113. Data: 2014-10-16 22:16:11

Temat: Re: Zupa z cukinii
Od: Jarosław Sokołowski <j...@l...waw.pl> szukaj wiadomości tego autora

Pani Ewa napisała:

>>>>> Nawet owca (chyba?) nie da się zmusić do jedzenia czegoś,
>>>>> co jej nie smakuje. Nie sądzisz?
>>>> Prawda -- owca najbardziej lubi skubać wyrastającze z ziemi
>>>> świeże i soczyste owcze pędy.
>>> Chyba że akurat siedzi na barana, to nie sięga.
>> Takie pędy miewają zasięg znaczny.
> W każdym razie brak zasięgu im nie grozi.

Muszę zasięgnąć informacji na ten temat.

Jarek

--
Kto ma owce, ten ma co chce.

› Pokaż wiadomość z nagłówkami


114. Data: 2014-10-16 22:30:39

Temat: Re: Zupa z cukinii
Od: FEniks <x...@p...fm> szukaj wiadomości tego autora

W dniu 2014-10-16 22:16, Jarosław Sokołowski pisze:
> Pani Ewa napisała:
>
>>>>>> Nawet owca (chyba?) nie da się zmusić do jedzenia czegoś,
>>>>>> co jej nie smakuje.
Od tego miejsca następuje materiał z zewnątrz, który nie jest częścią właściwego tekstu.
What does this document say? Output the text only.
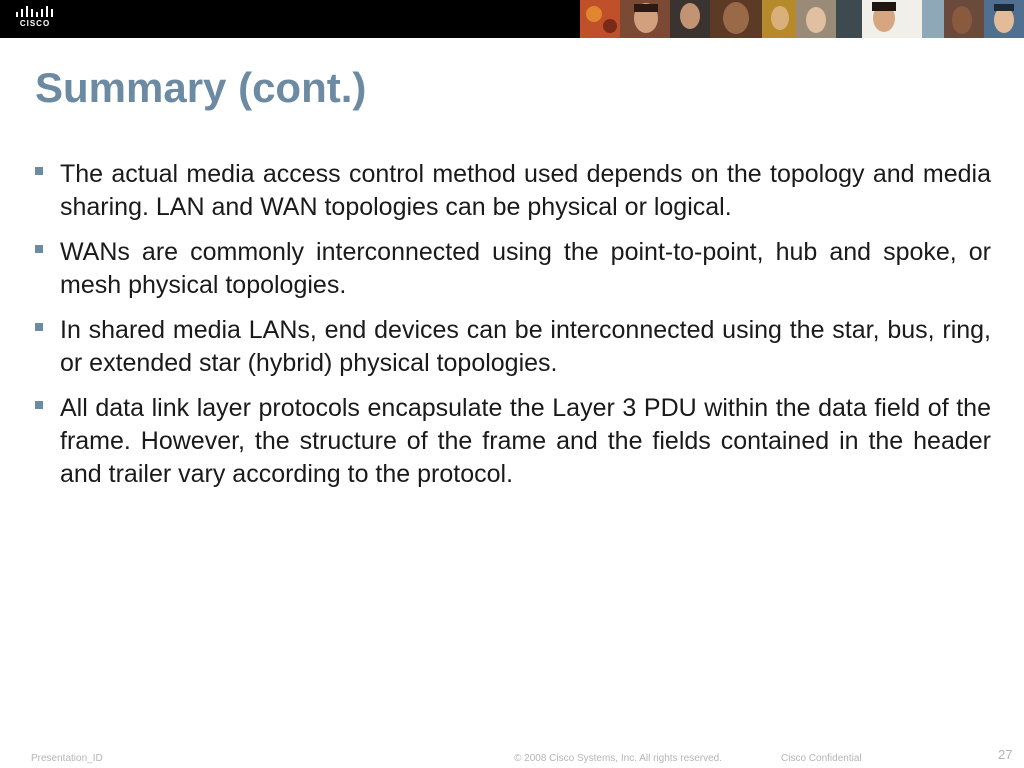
CISCO
Summary (cont.)
The actual media access control method used depends on the topology and media sharing. LAN and WAN topologies can be physical or logical.
WANs are commonly interconnected using the point-to-point, hub and spoke, or mesh physical topologies.
In shared media LANs, end devices can be interconnected using the star, bus, ring, or extended star (hybrid) physical topologies.
All data link layer protocols encapsulate the Layer 3 PDU within the data field of the frame. However, the structure of the frame and the fields contained in the header and trailer vary according to the protocol.
Presentation_ID	© 2008 Cisco Systems, Inc. All rights reserved.	Cisco Confidential	27
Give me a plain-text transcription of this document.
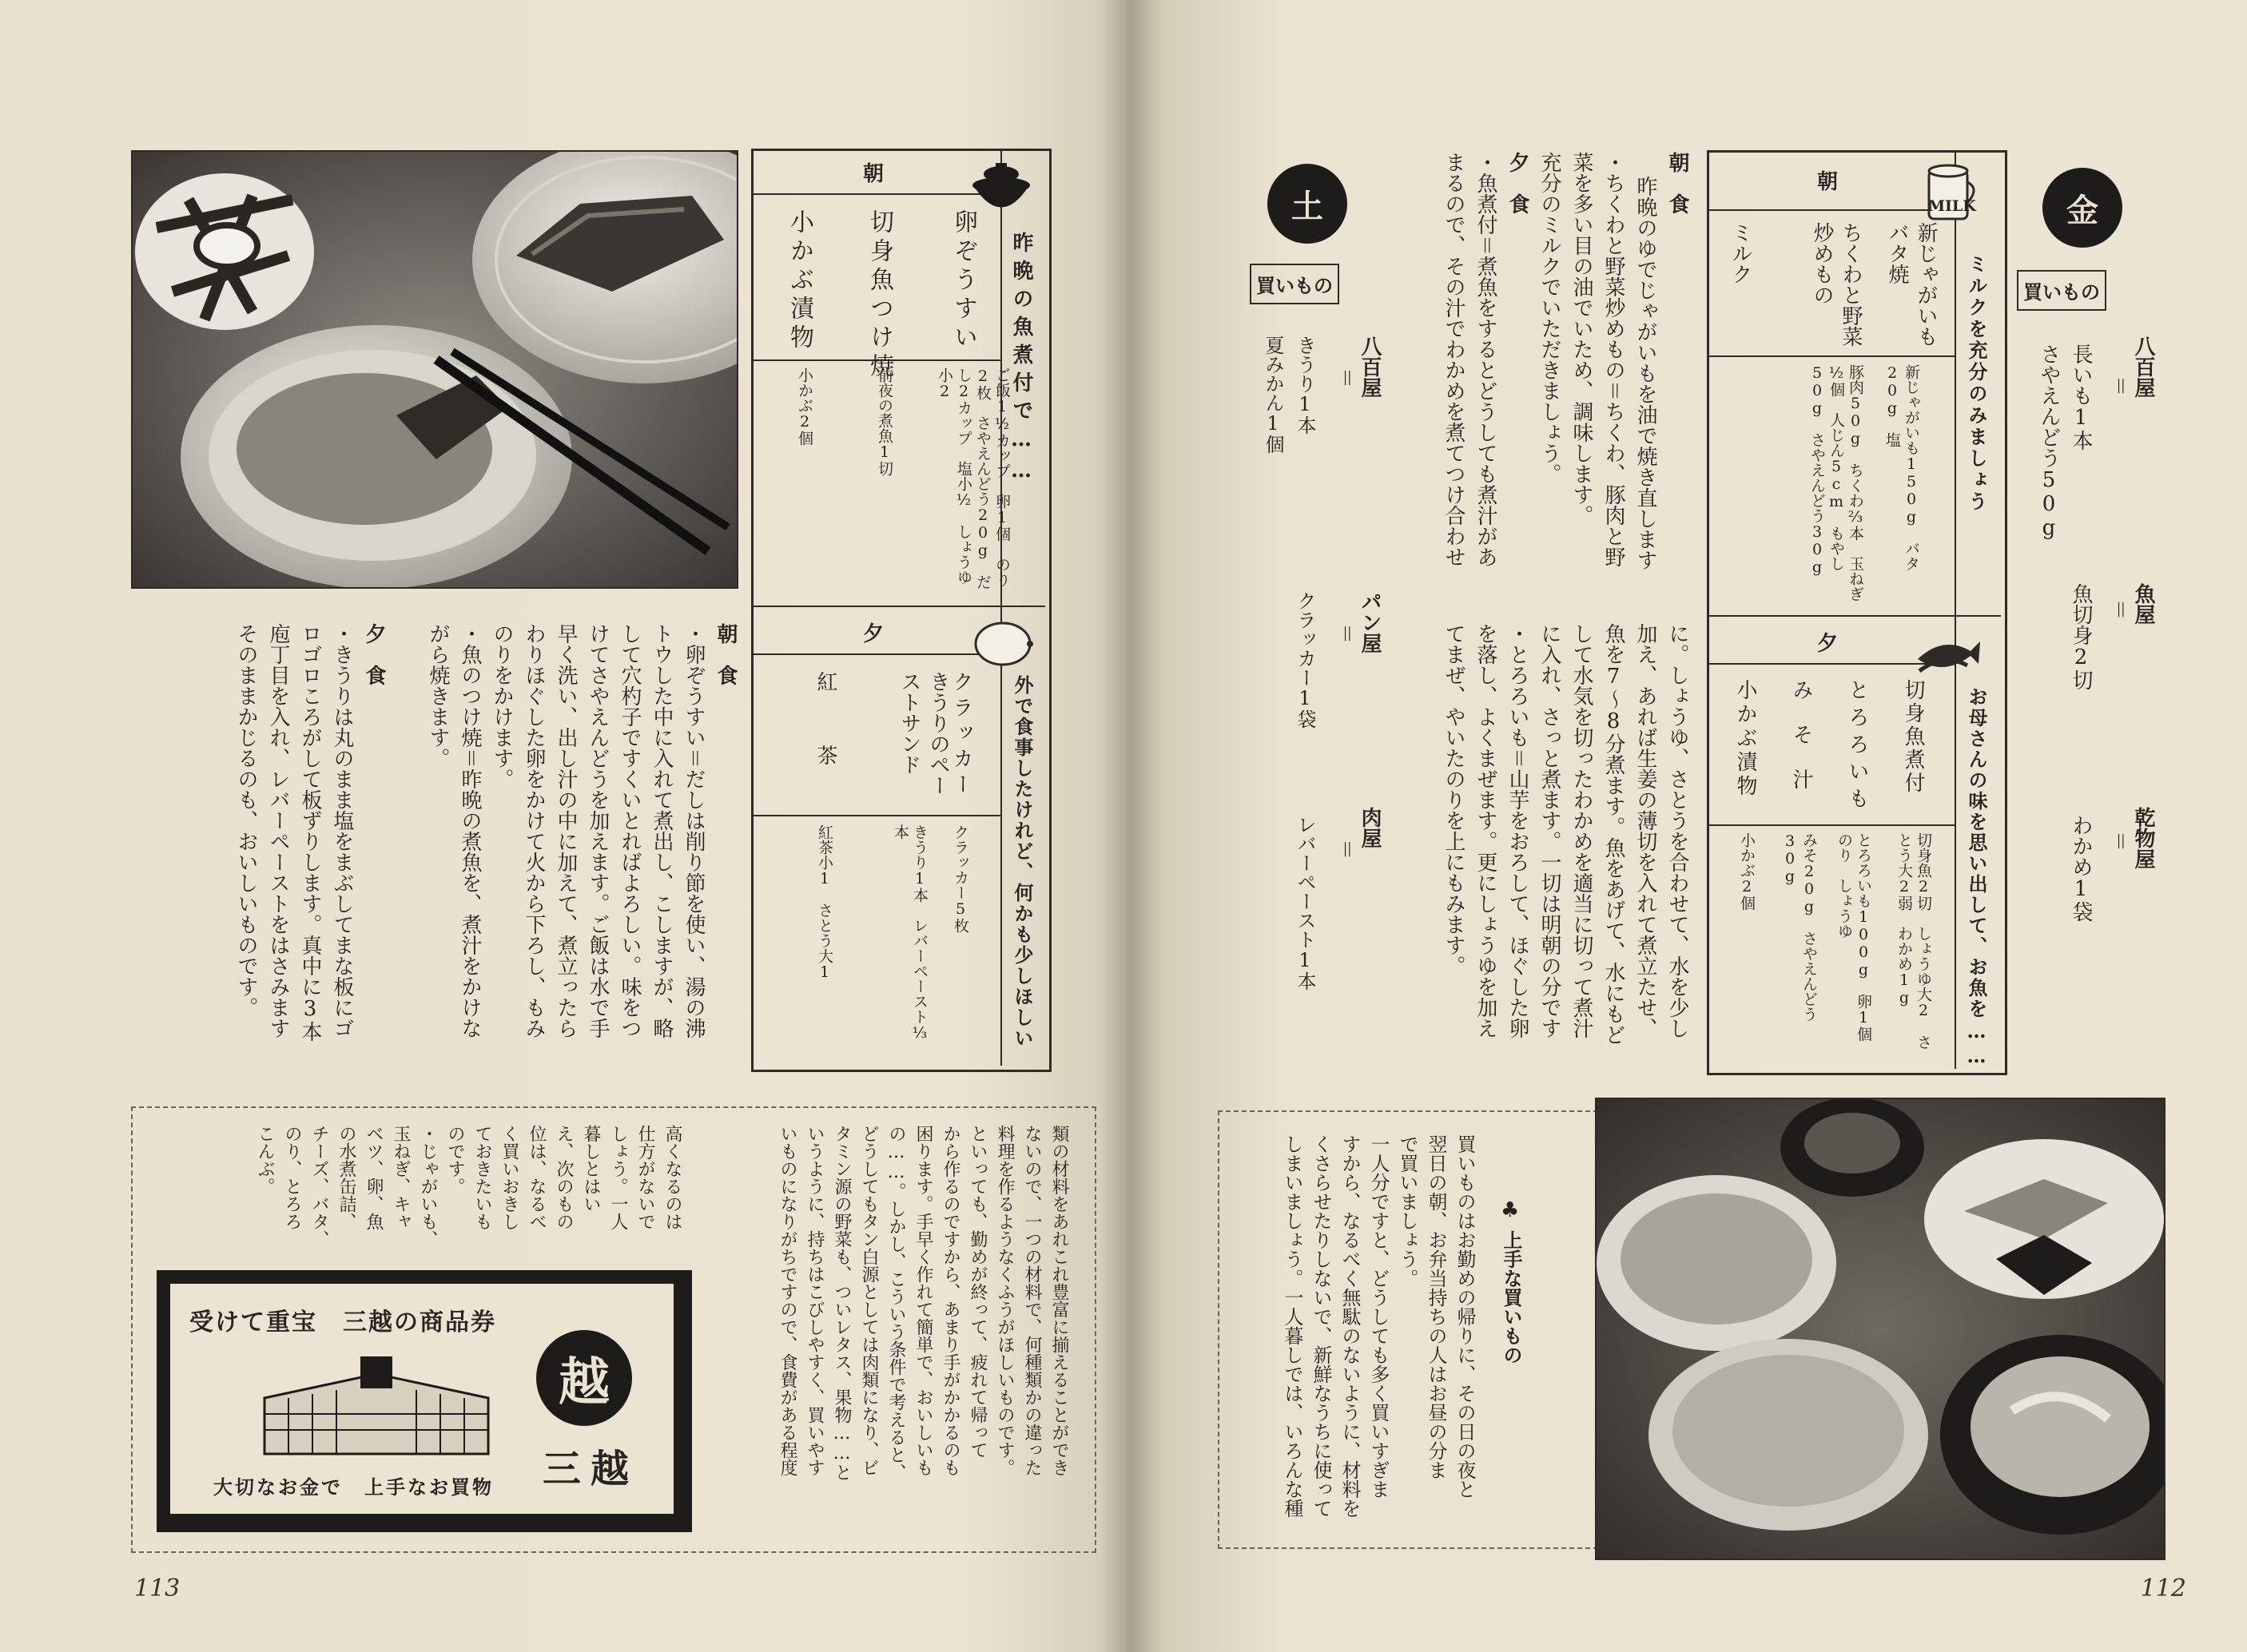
昨晩の魚煮付で……
朝
卵ぞうすい
切身魚つけ焼
小かぶ漬物
ご飯1½カップ　卵1個　のり2枚　さやえんどう20g　だし2カップ　塩小½　しょうゆ小2
前夜の煮魚1切
小かぶ2個
外で食事したけれど、何かも少しほしい
夕
クラッカー
きうりのペーストサンド
紅　茶
クラッカー5枚
きうり1本　レバーペースト⅓本
紅茶小1　さとう大1
朝　食
・卵ぞうすい＝だしは削り節を使い、湯の沸
トウした中に入れて煮出し、こしますが、略
して穴杓子ですくいとればよろしい。味をつ
けてさやえんどうを加えます。ご飯は水で手
早く洗い、出し汁の中に加えて、煮立ったら
わりほぐした卵をかけて火から下ろし、もみ
のりをかけます。
・魚のつけ焼＝昨晩の煮魚を、煮汁をかけな
がら焼きます。
夕　食
・きうりは丸のまま塩をまぶしてまな板にゴ
ロゴロころがして板ずりします。真中に3本
庖丁目を入れ、レバーペーストをはさみます
そのままかじるのも、おいしいものです。
類の材料をあれこれ豊富に揃えることができ
ないので、一つの材料で、何種類かの違った
料理を作るようなくふうがほしいものです。
といっても、勤めが終って、疲れて帰って
から作るのですから、あまり手がかかるのも
困ります。手早く作れて簡単で、おいしいも
の……。しかし、こういう条件で考えると、
どうしてもタン白源としては肉類になり、ビ
タミン源の野菜も、ついレタス、果物……と
いうように、持ちはこびしやすく、買いやす
いものになりがちですので、食費がある程度
高くなるのは
仕方がないで
しょう。一人
暮しとはい
え、次のもの
位は、なるべ
く買いおきし
ておきたいも
のです。
・じゃがいも、
玉ねぎ、キャ
ベツ、卵、魚
の水煮缶詰、
チーズ、バタ、
のり、とろろ
こんぶ。
受けて重宝　三越の商品券
越
三越
大切なお金で　上手なお買物
113
金
買いもの
八百屋
＝
長いも1本
さやえんどう50g
魚屋
＝
魚切身2切
乾物屋
＝
わかめ1袋
MILK
ミルクを充分のみましょう
朝
新じゃがいもバタ焼
ちくわと野菜炒めもの
ミルク
新じゃがいも150g　バタ20g　塩
豚肉50g　ちくわ⅔本　玉ねぎ½個　人じん5cm　もやし50g　さやえんどう30g
お母さんの味を思い出して、お魚を……
夕
切身魚煮付
とろろいも
みそ汁
小かぶ漬物
切身魚2切　しょうゆ大2　さとう大2弱　わかめ1g
とろろいも100g　卵1個　のり　しょうゆ
みそ20g　さやえんどう30g
小かぶ2個
朝　食
昨晩のゆでじゃがいもを油で焼き直します
・ちくわと野菜炒めもの＝ちくわ、豚肉と野
菜を多い目の油でいため、調味します。
充分のミルクでいただきましょう。
夕　食
・魚煮付＝煮魚をするとどうしても煮汁があ
まるので、その汁でわかめを煮てつけ合わせ
に。しょうゆ、さとうを合わせて、水を少し
加え、あれば生姜の薄切を入れて煮立たせ、
魚を7～8分煮ます。魚をあげて、水にもど
して水気を切ったわかめを適当に切って煮汁
に入れ、さっと煮ます。一切は明朝の分です
・とろろいも＝山芋をおろして、ほぐした卵
を落し、よくまぜます。更にしょうゆを加え
てまぜ、やいたのりを上にもみます。
土
買いもの
八百屋
＝
きうり1本
夏みかん1個
パン屋
＝
クラッカー1袋
肉屋
＝
レバーペースト1本
♣
上手な買いもの
買いものはお勤めの帰りに、その日の夜と
翌日の朝、お弁当持ちの人はお昼の分ま
で買いましょう。
一人分ですと、どうしても多く買いすぎま
すから、なるべく無駄のないように、材料を
くさらせたりしないで、新鮮なうちに使って
しまいましょう。一人暮しでは、いろんな種
112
Nie sądzisz?
>>>>> Prawda -- owca najbardziej lubi skubać wyrastającze z ziemi
>>>>> świeże i soczyste owcze pędy.
>>>> Chyba że akurat siedzi na barana, to nie sięga.
>>> Takie pędy miewają zasięg znaczny.
>> W każdym razie brak zasięgu im nie grozi.
> Muszę zasięgnąć informacji na ten temat.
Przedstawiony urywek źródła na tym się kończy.